Actualité

French deputy challenges Gabon’s eramet recapitalization motives

The recent recapitalization of Eramet, which saw Gabon acquire a significant stake, has sparked an unexpected political debate in Paris. Arnaud Le Gall, a French Member of Parliament from the LFI-NFP group, has formally questioned the French government regarding the true nature of this major capital transaction. According to the deputy, the narrative suggesting a boost to Gabonese mining sovereignty over its national resources may conceal a different reality: a financial bailout for the Duval family holding, a key Eramet shareholder through the Société de Développement et de Participations Minières et Industrielles (SDPMI).

Official narrative under scrutiny

Gabonese authorities had previously lauded the operation as a strategic triumph. As the world’s leading manganese producer via the Compagnie minière de l’Ogooué (Comilog), a long-standing subsidiary of the Eramet group, Gabon viewed this investment in the parent company’s capital as a powerful lever to capture more extractive revenue and enhance its influence over the group’s governance. Libreville has, for several years, pursued a policy of reclaiming control over its strategic resources, a direction evident in its revised mining code and the state’s renewed role in various sectors.

However, Arnaud Le Gall directly challenges this interpretation. The deputy argues that what is being presented as a gain in sovereignty for an African nation primarily serves as a lifeline for struggling French shareholders. The Duval family, with its historical ties to Eramet, has faced documented financial pressures within its patrimonial holdings. A recapitalization supported by an external sovereign investor inherently helps stabilize the shareholding structure without abruptly diluting historical positions.

Gabonese manganese at the core of the issue

The industrial context heavily influences this discussion. Gabon contributes a critical portion of Eramet’s revenue through Comilog, whose manganese exports are vital for global steel production and, more recently, for battery value chains. Eramet is also advancing projects in nickel and lithium, metals essential for the energy transition. This operational dependence on Gabon’s subsoil creates an imbalance: Libreville provides the raw material, yet the added value and strategic decision-making reside elsewhere.

Gabon’s capital injection into the Parisian holding company was specifically intended to address this asymmetry.

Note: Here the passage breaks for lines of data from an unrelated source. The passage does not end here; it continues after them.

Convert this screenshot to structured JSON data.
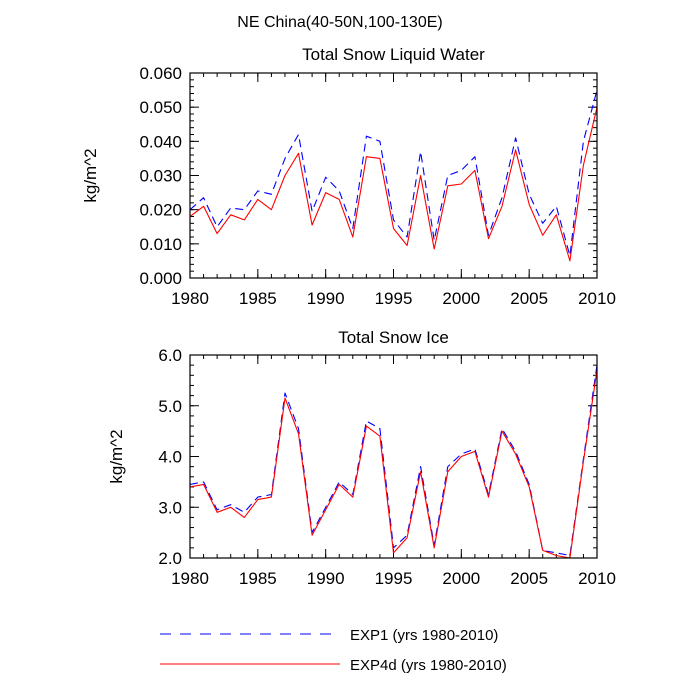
{
  "figure": {
    "suptitle": "NE China(40-50N,100-130E)"
  },
  "legend": {
    "placement": "bottom",
    "entries": [
      {
        "label": "EXP1 (yrs 1980-2010)",
        "color": "#0000ff",
        "style": "dashed"
      },
      {
        "label": "EXP4d (yrs 1980-2010)",
        "color": "#ff0000",
        "style": "solid"
      }
    ]
  },
  "chart_data": [
    {
      "type": "line",
      "title": "Total Snow Liquid Water",
      "xlabel": "",
      "ylabel": "kg/m^2",
      "xlim": [
        1980,
        2010
      ],
      "ylim": [
        0.0,
        0.06
      ],
      "xticks": [
        1980,
        1985,
        1990,
        1995,
        2000,
        2005,
        2010
      ],
      "xtick_labels": [
        "1980",
        "1985",
        "1990",
        "1995",
        "2000",
        "2005",
        "2010"
      ],
      "yticks": [
        0.0,
        0.01,
        0.02,
        0.03,
        0.04,
        0.05,
        0.06
      ],
      "ytick_labels": [
        "0.000",
        "0.010",
        "0.020",
        "0.030",
        "0.040",
        "0.050",
        "0.060"
      ],
      "grid": false,
      "x": [
        1980,
        1981,
        1982,
        1983,
        1984,
        1985,
        1986,
        1987,
        1988,
        1989,
        1990,
        1991,
        1992,
        1993,
        1994,
        1995,
        1996,
        1997,
        1998,
        1999,
        2000,
        2001,
        2002,
        2003,
        2004,
        2005,
        2006,
        2007,
        2008,
        2009,
        2010
      ],
      "series": [
        {
          "name": "EXP1 (yrs 1980-2010)",
          "color": "#0000ff",
          "style": "dashed",
          "values": [
            0.02,
            0.0235,
            0.015,
            0.0205,
            0.02,
            0.0255,
            0.0245,
            0.035,
            0.042,
            0.0195,
            0.0295,
            0.0255,
            0.0145,
            0.0415,
            0.04,
            0.017,
            0.012,
            0.037,
            0.011,
            0.03,
            0.0315,
            0.0355,
            0.0125,
            0.0235,
            0.041,
            0.0245,
            0.016,
            0.021,
            0.0065,
            0.04,
            0.055
          ]
        },
        {
          "name": "EXP4d (yrs 1980-2010)",
          "color": "#ff0000",
          "style": "solid",
          "values": [
            0.018,
            0.021,
            0.013,
            0.0185,
            0.017,
            0.023,
            0.02,
            0.03,
            0.0365,
            0.0155,
            0.025,
            0.023,
            0.012,
            0.0355,
            0.035,
            0.0145,
            0.0095,
            0.03,
            0.0085,
            0.027,
            0.0275,
            0.0315,
            0.0115,
            0.021,
            0.0375,
            0.0215,
            0.0125,
            0.0185,
            0.005,
            0.033,
            0.05
          ]
        }
      ]
    },
    {
      "type": "line",
      "title": "Total Snow Ice",
      "xlabel": "",
      "ylabel": "kg/m^2",
      "xlim": [
        1980,
        2010
      ],
      "ylim": [
        2.0,
        6.0
      ],
      "xticks": [
        1980,
        1985,
        1990,
        1995,
        2000,
        2005,
        2010
      ],
      "xtick_labels": [
        "1980",
        "1985",
        "1990",
        "1995",
        "2000",
        "2005",
        "2010"
      ],
      "yticks": [
        2.0,
        3.0,
        4.0,
        5.0,
        6.0
      ],
      "ytick_labels": [
        "2.0",
        "3.0",
        "4.0",
        "5.0",
        "6.0"
      ],
      "grid": false,
      "x": [
        1980,
        1981,
        1982,
        1983,
        1984,
        1985,
        1986,
        1987,
        1988,
        1989,
        1990,
        1991,
        1992,
        1993,
        1994,
        1995,
        1996,
        1997,
        1998,
        1999,
        2000,
        2001,
        2002,
        2003,
        2004,
        2005,
        2006,
        2007,
        2008,
        2009,
        2010
      ],
      "series": [
        {
          "name": "EXP1 (yrs 1980-2010)",
          "color": "#0000ff",
          "style": "dashed",
          "values": [
            3.45,
            3.5,
            2.95,
            3.05,
            2.9,
            3.2,
            3.25,
            5.25,
            4.55,
            2.5,
            3.0,
            3.5,
            3.25,
            4.7,
            4.55,
            2.2,
            2.45,
            3.8,
            2.25,
            3.8,
            4.05,
            4.15,
            3.25,
            4.55,
            4.1,
            3.45,
            2.15,
            2.1,
            2.05,
            3.95,
            5.8
          ]
        },
        {
          "name": "EXP4d (yrs 1980-2010)",
          "color": "#ff0000",
          "style": "solid",
          "values": [
            3.4,
            3.45,
            2.9,
            3.0,
            2.8,
            3.15,
            3.2,
            5.15,
            4.45,
            2.45,
            2.95,
            3.45,
            3.2,
            4.6,
            4.4,
            2.1,
            2.4,
            3.7,
            2.2,
            3.7,
            4.0,
            4.1,
            3.2,
            4.5,
            4.05,
            3.4,
            2.15,
            2.05,
            2.0,
            3.9,
            5.7
          ]
        }
      ]
    }
  ]
}
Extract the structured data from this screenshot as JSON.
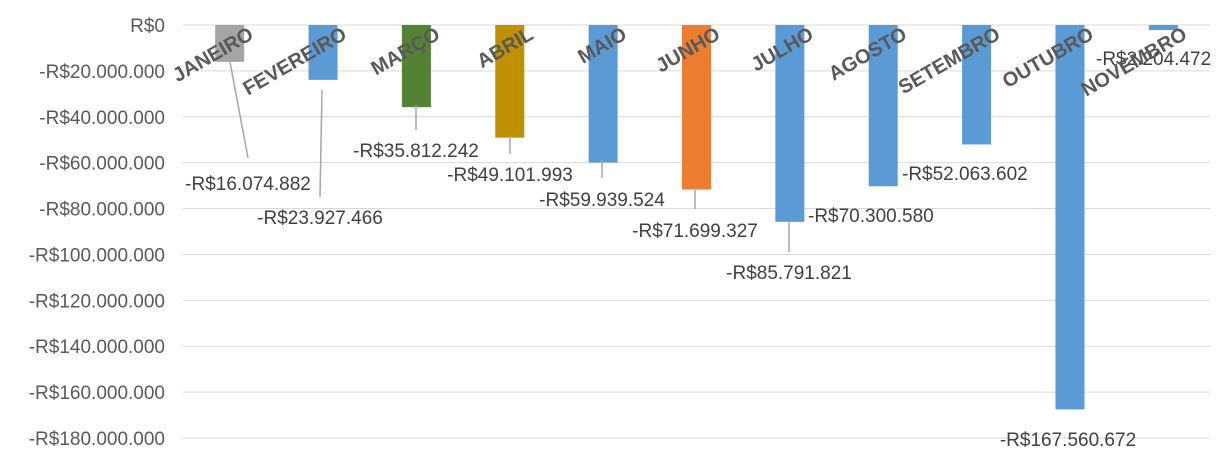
{
  "chart_data": {
    "type": "bar",
    "categories": [
      "JANEIRO",
      "FEVEREIRO",
      "MARÇO",
      "ABRIL",
      "MAIO",
      "JUNHO",
      "JULHO",
      "AGOSTO",
      "SETEMBRO",
      "OUTUBRO",
      "NOVEMBRO"
    ],
    "values": [
      -16074882,
      -23927466,
      -35812242,
      -49101993,
      -59939524,
      -71699327,
      -85791821,
      -70300580,
      -52063602,
      -167560672,
      -2204472
    ],
    "data_labels": [
      "-R$16.074.882",
      "-R$23.927.466",
      "-R$35.812.242",
      "-R$49.101.993",
      "-R$59.939.524",
      "-R$71.699.327",
      "-R$85.791.821",
      "-R$70.300.580",
      "-R$52.063.602",
      "-R$167.560.672",
      "-R$2.204.472"
    ],
    "colors": [
      "#a5a5a5",
      "#5b9bd5",
      "#548235",
      "#bf9000",
      "#5b9bd5",
      "#ed7d31",
      "#5b9bd5",
      "#5b9bd5",
      "#5b9bd5",
      "#5b9bd5",
      "#5b9bd5"
    ],
    "ylim": [
      -180000000,
      0
    ],
    "yticks": [
      0,
      -20000000,
      -40000000,
      -60000000,
      -80000000,
      -100000000,
      -120000000,
      -140000000,
      -160000000,
      -180000000
    ],
    "ytick_labels": [
      "R$0",
      "-R$20.000.000",
      "-R$40.000.000",
      "-R$60.000.000",
      "-R$80.000.000",
      "-R$100.000.000",
      "-R$120.000.000",
      "-R$140.000.000",
      "-R$160.000.000",
      "-R$180.000.000"
    ],
    "grid": true,
    "legend": "none",
    "title": "",
    "xlabel": "",
    "ylabel": ""
  }
}
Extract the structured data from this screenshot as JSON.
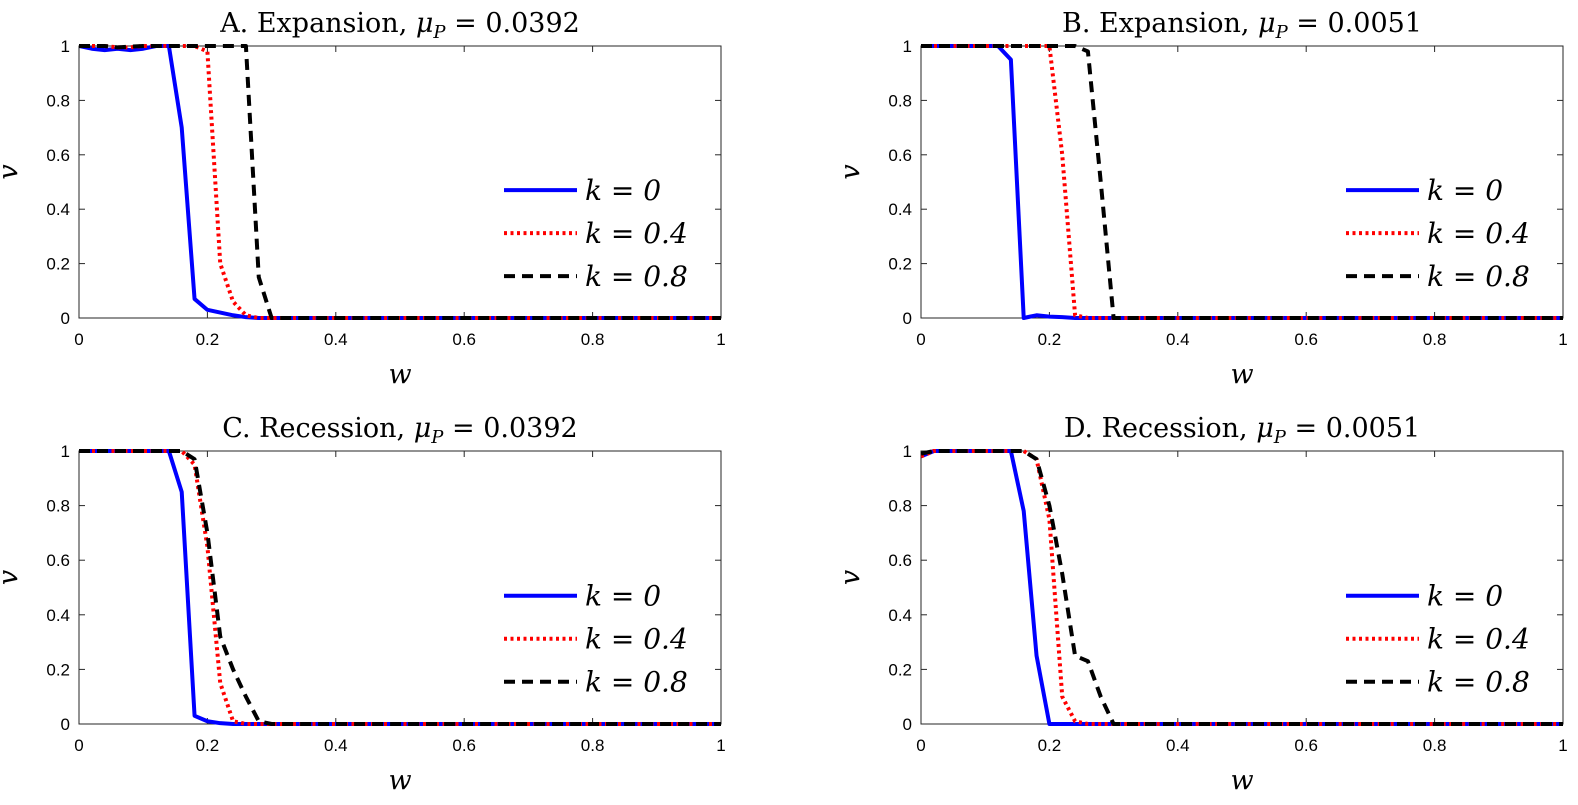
{
  "chart_data": [
    {
      "type": "line",
      "title": "A. Expansion, μP = 0.0392",
      "title_parts": {
        "prefix": "A. Expansion, ",
        "symbol": "μ",
        "subscript": "P",
        "suffix": " = 0.0392"
      },
      "xlabel": "w",
      "ylabel": "v",
      "xlim": [
        0,
        1
      ],
      "ylim": [
        0,
        1
      ],
      "xticks": [
        "0",
        "0.2",
        "0.4",
        "0.6",
        "0.8",
        "1"
      ],
      "yticks": [
        "0",
        "0.2",
        "0.4",
        "0.6",
        "0.8",
        "1"
      ],
      "grid": false,
      "legend_position": "center-right",
      "series": [
        {
          "name": "k = 0",
          "color": "#0000ff",
          "style": "solid",
          "x": [
            0,
            0.02,
            0.04,
            0.06,
            0.08,
            0.1,
            0.12,
            0.14,
            0.16,
            0.18,
            0.2,
            0.22,
            0.24,
            0.26,
            0.28,
            1
          ],
          "y": [
            1,
            0.99,
            0.985,
            0.99,
            0.985,
            0.99,
            1,
            1,
            0.7,
            0.07,
            0.03,
            0.02,
            0.01,
            0.003,
            0,
            0
          ]
        },
        {
          "name": "k = 0.4",
          "color": "#ff0000",
          "style": "dotted",
          "x": [
            0,
            0.04,
            0.06,
            0.08,
            0.1,
            0.12,
            0.14,
            0.16,
            0.18,
            0.2,
            0.22,
            0.24,
            0.26,
            0.28,
            1
          ],
          "y": [
            1,
            1,
            0.995,
            0.995,
            1,
            1,
            1,
            1,
            1,
            0.98,
            0.2,
            0.06,
            0.01,
            0,
            0
          ]
        },
        {
          "name": "k = 0.8",
          "color": "#000000",
          "style": "dashed",
          "x": [
            0,
            0.04,
            0.06,
            0.1,
            0.14,
            0.18,
            0.22,
            0.24,
            0.26,
            0.28,
            0.3,
            1
          ],
          "y": [
            1,
            1,
            0.995,
            1,
            1,
            1,
            1,
            1,
            1,
            0.15,
            0,
            0
          ]
        }
      ]
    },
    {
      "type": "line",
      "title": "B. Expansion, μP = 0.0051",
      "title_parts": {
        "prefix": "B. Expansion, ",
        "symbol": "μ",
        "subscript": "P",
        "suffix": " = 0.0051"
      },
      "xlabel": "w",
      "ylabel": "v",
      "xlim": [
        0,
        1
      ],
      "ylim": [
        0,
        1
      ],
      "xticks": [
        "0",
        "0.2",
        "0.4",
        "0.6",
        "0.8",
        "1"
      ],
      "yticks": [
        "0",
        "0.2",
        "0.4",
        "0.6",
        "0.8",
        "1"
      ],
      "grid": false,
      "legend_position": "center-right",
      "series": [
        {
          "name": "k = 0",
          "color": "#0000ff",
          "style": "solid",
          "x": [
            0,
            0.12,
            0.14,
            0.16,
            0.17,
            0.18,
            0.2,
            0.22,
            0.24,
            1
          ],
          "y": [
            1,
            1,
            0.95,
            0.0,
            0.005,
            0.01,
            0.005,
            0.003,
            0,
            0
          ]
        },
        {
          "name": "k = 0.4",
          "color": "#ff0000",
          "style": "dotted",
          "x": [
            0,
            0.18,
            0.2,
            0.22,
            0.24,
            0.26,
            1
          ],
          "y": [
            1,
            1,
            1,
            0.6,
            0.01,
            0,
            0
          ]
        },
        {
          "name": "k = 0.8",
          "color": "#000000",
          "style": "dashed",
          "x": [
            0,
            0.24,
            0.26,
            0.28,
            0.3,
            1
          ],
          "y": [
            1,
            1,
            0.98,
            0.5,
            0,
            0
          ]
        }
      ]
    },
    {
      "type": "line",
      "title": "C. Recession, μP = 0.0392",
      "title_parts": {
        "prefix": "C. Recession, ",
        "symbol": "μ",
        "subscript": "P",
        "suffix": " = 0.0392"
      },
      "xlabel": "w",
      "ylabel": "v",
      "xlim": [
        0,
        1
      ],
      "ylim": [
        0,
        1
      ],
      "xticks": [
        "0",
        "0.2",
        "0.4",
        "0.6",
        "0.8",
        "1"
      ],
      "yticks": [
        "0",
        "0.2",
        "0.4",
        "0.6",
        "0.8",
        "1"
      ],
      "grid": false,
      "legend_position": "center-right",
      "series": [
        {
          "name": "k = 0",
          "color": "#0000ff",
          "style": "solid",
          "x": [
            0,
            0.14,
            0.16,
            0.18,
            0.2,
            0.22,
            0.24,
            0.26,
            1
          ],
          "y": [
            1,
            1,
            0.85,
            0.03,
            0.01,
            0.003,
            0,
            0,
            0
          ]
        },
        {
          "name": "k = 0.4",
          "color": "#ff0000",
          "style": "dotted",
          "x": [
            0,
            0.16,
            0.18,
            0.2,
            0.22,
            0.24,
            0.26,
            1
          ],
          "y": [
            1,
            1,
            0.95,
            0.65,
            0.15,
            0.01,
            0,
            0
          ]
        },
        {
          "name": "k = 0.8",
          "color": "#000000",
          "style": "dashed",
          "x": [
            0,
            0.16,
            0.18,
            0.2,
            0.22,
            0.24,
            0.26,
            0.28,
            0.3,
            1
          ],
          "y": [
            1,
            1,
            0.97,
            0.7,
            0.32,
            0.2,
            0.1,
            0.01,
            0,
            0
          ]
        }
      ]
    },
    {
      "type": "line",
      "title": "D. Recession, μP = 0.0051",
      "title_parts": {
        "prefix": "D. Recession, ",
        "symbol": "μ",
        "subscript": "P",
        "suffix": " = 0.0051"
      },
      "xlabel": "w",
      "ylabel": "v",
      "xlim": [
        0,
        1
      ],
      "ylim": [
        0,
        1
      ],
      "xticks": [
        "0",
        "0.2",
        "0.4",
        "0.6",
        "0.8",
        "1"
      ],
      "yticks": [
        "0",
        "0.2",
        "0.4",
        "0.6",
        "0.8",
        "1"
      ],
      "grid": false,
      "legend_position": "center-right",
      "series": [
        {
          "name": "k = 0",
          "color": "#0000ff",
          "style": "solid",
          "x": [
            0,
            0.02,
            0.14,
            0.16,
            0.18,
            0.2,
            0.22,
            1
          ],
          "y": [
            0.98,
            1,
            1,
            0.78,
            0.25,
            0,
            0,
            0
          ]
        },
        {
          "name": "k = 0.4",
          "color": "#ff0000",
          "style": "dotted",
          "x": [
            0,
            0.02,
            0.14,
            0.16,
            0.18,
            0.2,
            0.22,
            0.24,
            0.26,
            1
          ],
          "y": [
            0.98,
            1,
            1,
            1,
            0.97,
            0.75,
            0.1,
            0.01,
            0,
            0
          ]
        },
        {
          "name": "k = 0.8",
          "color": "#000000",
          "style": "dashed",
          "x": [
            0,
            0.02,
            0.16,
            0.18,
            0.2,
            0.22,
            0.24,
            0.26,
            0.28,
            0.3,
            1
          ],
          "y": [
            0.99,
            1,
            1,
            0.97,
            0.8,
            0.55,
            0.25,
            0.23,
            0.1,
            0,
            0
          ]
        }
      ]
    }
  ]
}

The parliamentary inquiry seeks to uncover the precise cost and the effective trade-offs involved. The LFI deputy is scrutinizing the financial terms of the operation, the governance guarantees secured by the Gabonese state, and any direct or indirect involvement of the French state in the arrangement. He has urged the French government to clarify its stance and specify whether any French public interests were associated with the transaction.

A debate extending beyond Eramet

Beyond this specific mining dossier, the parliamentary challenge reopens a persistent debate surrounding Franco-Gabonese economic relations. Following the political transition in Libreville, Gabonese authorities have expressed a clear intent to renegotiate inherited balances, both in hydrocarbons and mining. Several long-established French groups have seen their positions questioned or redefined. The Eramet episode fits into this sequence, but with a notable distinction: in this instance, it is the African state providing capital to a French group, rather than the reverse.

This inversion highlights the intensity of the controversy. Proponents of the operation see it as a sign of emerging African sovereign shareholding, capable of influencing the boards of European extractive majors. Detractors, including Arnaud Le Gall, question the financial rationality of the investment and its cost-benefit ratio for Gabonese public finances. The French government is expected to provide a written response to the parliamentary question within the stipulated timeframe, which may shed light on some of the more opaque aspects of the arrangement. This situation underscores the increasing complexity of economic ties between Paris and its African partners, where every significant capital operation now crystallizes competing interpretations.